Однажды ночью нам показалось, что дожди вдруг кончились. Наступила передышка, замолчали крыши, и вся долина словно разом вздохнула. Снова стал слышен бег реки вдали, и густой, холодный, белый туман заполнил пространство между предметами. Ища друг у друга тепла, мы с Росарио слились в долгом объятии. А когда опомнились от наслаждения и к нам вернулась способность воспринимать окружающее, уже снова шел дождь. «Как раз в период дождей женщины зачинают», – сказала мне на ухо Твоя женщина. И, согласный с ее желанием, я положил руку ей на живот. В первый раз в жизни мне захотелось приласкать ребенка, зачатого мною, подержать его на руках и посмотреть, как он, сидя у меня на руке, согнет коленки и будет сосать пальцы.
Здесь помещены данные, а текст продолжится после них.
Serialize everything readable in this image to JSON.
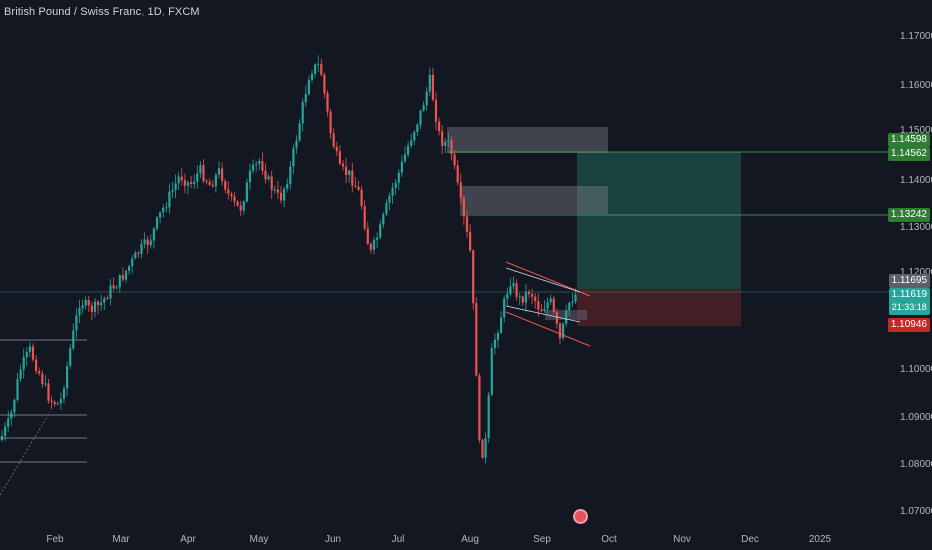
{
  "header": {
    "symbol": "British Pound / Swiss Franc",
    "interval": "1D",
    "exchange": "FXCM"
  },
  "price_axis": {
    "labels": [
      "1.17000",
      "1.16000",
      "1.15000",
      "1.14000",
      "1.13000",
      "1.12000",
      "1.10000",
      "1.09000",
      "1.08000",
      "1.07000"
    ]
  },
  "price_tags": {
    "upper1": "1.14598",
    "upper2": "1.14562",
    "mid": "1.13242",
    "entry": "1.11695",
    "last_price": "1.11619",
    "countdown": "21:33:18",
    "stop": "1.10946"
  },
  "time_axis": {
    "months": [
      "Feb",
      "Mar",
      "Apr",
      "May",
      "Jun",
      "Jul",
      "Aug",
      "Sep",
      "Oct",
      "Nov",
      "Dec",
      "2025"
    ]
  },
  "colors": {
    "background": "#131722",
    "up": "#26a69a",
    "down": "#ef5350",
    "tag_green": "#2e7d32",
    "tag_red": "#c62828",
    "tag_gray": "#5d606b",
    "tag_last": "#26a69a"
  },
  "icons": {
    "logo": "tradingview-logo-icon"
  }
}
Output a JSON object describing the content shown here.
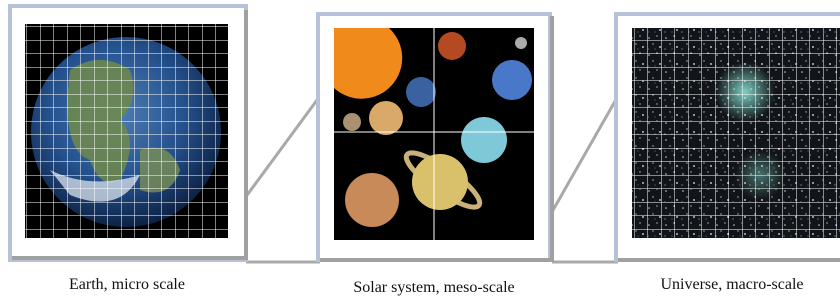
{
  "panels": [
    {
      "caption": "Earth, micro scale"
    },
    {
      "caption": "Solar system, meso-scale"
    },
    {
      "caption": "Universe, macro-scale"
    }
  ]
}
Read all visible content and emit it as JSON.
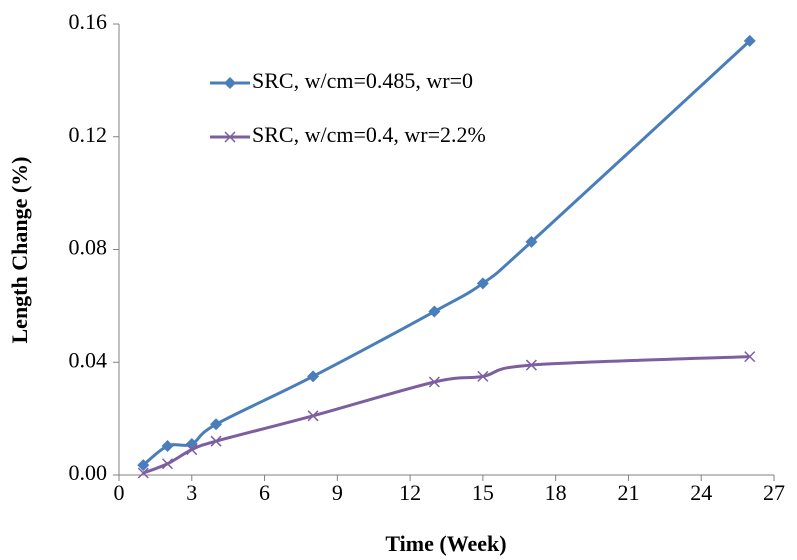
{
  "chart_data": {
    "type": "line",
    "x_label": "Time (Week)",
    "y_label": "Length Change (%)",
    "x": [
      1,
      2,
      3,
      4,
      8,
      13,
      15,
      17,
      26
    ],
    "series": [
      {
        "name": "SRC, w/cm=0.485, wr=0",
        "color": "#4a7ebb",
        "marker": "diamond",
        "values": [
          0.0035,
          0.0103,
          0.011,
          0.018,
          0.035,
          0.058,
          0.068,
          0.0827,
          0.154
        ]
      },
      {
        "name": "SRC, w/cm=0.4, wr=2.2%",
        "color": "#7d5fa0",
        "marker": "x",
        "values": [
          0.0007,
          0.004,
          0.009,
          0.012,
          0.021,
          0.033,
          0.035,
          0.039,
          0.042
        ]
      }
    ],
    "xlim": [
      0,
      27
    ],
    "xticks": [
      0,
      3,
      6,
      9,
      12,
      15,
      18,
      21,
      24,
      27
    ],
    "ylim": [
      0,
      0.16
    ],
    "yticks": [
      {
        "value": 0,
        "label": "0.00"
      },
      0.04,
      0.08,
      0.12,
      0.16
    ],
    "grid": false,
    "legend": "top-left"
  }
}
Я как раз думал об этом, остановившись на диалоге трубы с английским рожком, когда раздались крики; я выскочил на порог хижины. Видно, что-то произошло в селении индейцев, потому что, столпившись вокруг хижины Предводителя, все кричали и размахивали руками. Росарио, накинув платок, выбежала под дождь. А случилось страшное: в селение с реки вернулась восьмилетняя девочка, вся в крови от паха до коленей. Она не переставая плакала в ужасе, и с трудом удалось у нее узнать, что Никасио, прокаженный, пытался ее изнасиловать, разрывая ее половые органы своими руками. Брат Педро с помощью растительных волокон хотел остановить кровотечение. А мужчины, похватав колья, пошли на облаву. «Я ведь говорил, что этот прокаженный здесь ни к чему», – сказал Аделантадо монаху, и в его словах прозвучал долго сдерживаемый упрек. Монах ничего не ответил, а только проложил между ног девочки тампон из паутины – основываясь на своем долгом опыте лечения средствами сельвы – и натер ей лобок мазью, приготовленной на сулеме. Несказанное отвращение, возмущение охватило меня, словно я, мужчина, как все мужчины вообще, был повинен в этой отвратительной попытке, особенно отвратительной потому, что сам факт обладания, даже если он происходит с согласия другой стороны, делает мужчину агрессивным.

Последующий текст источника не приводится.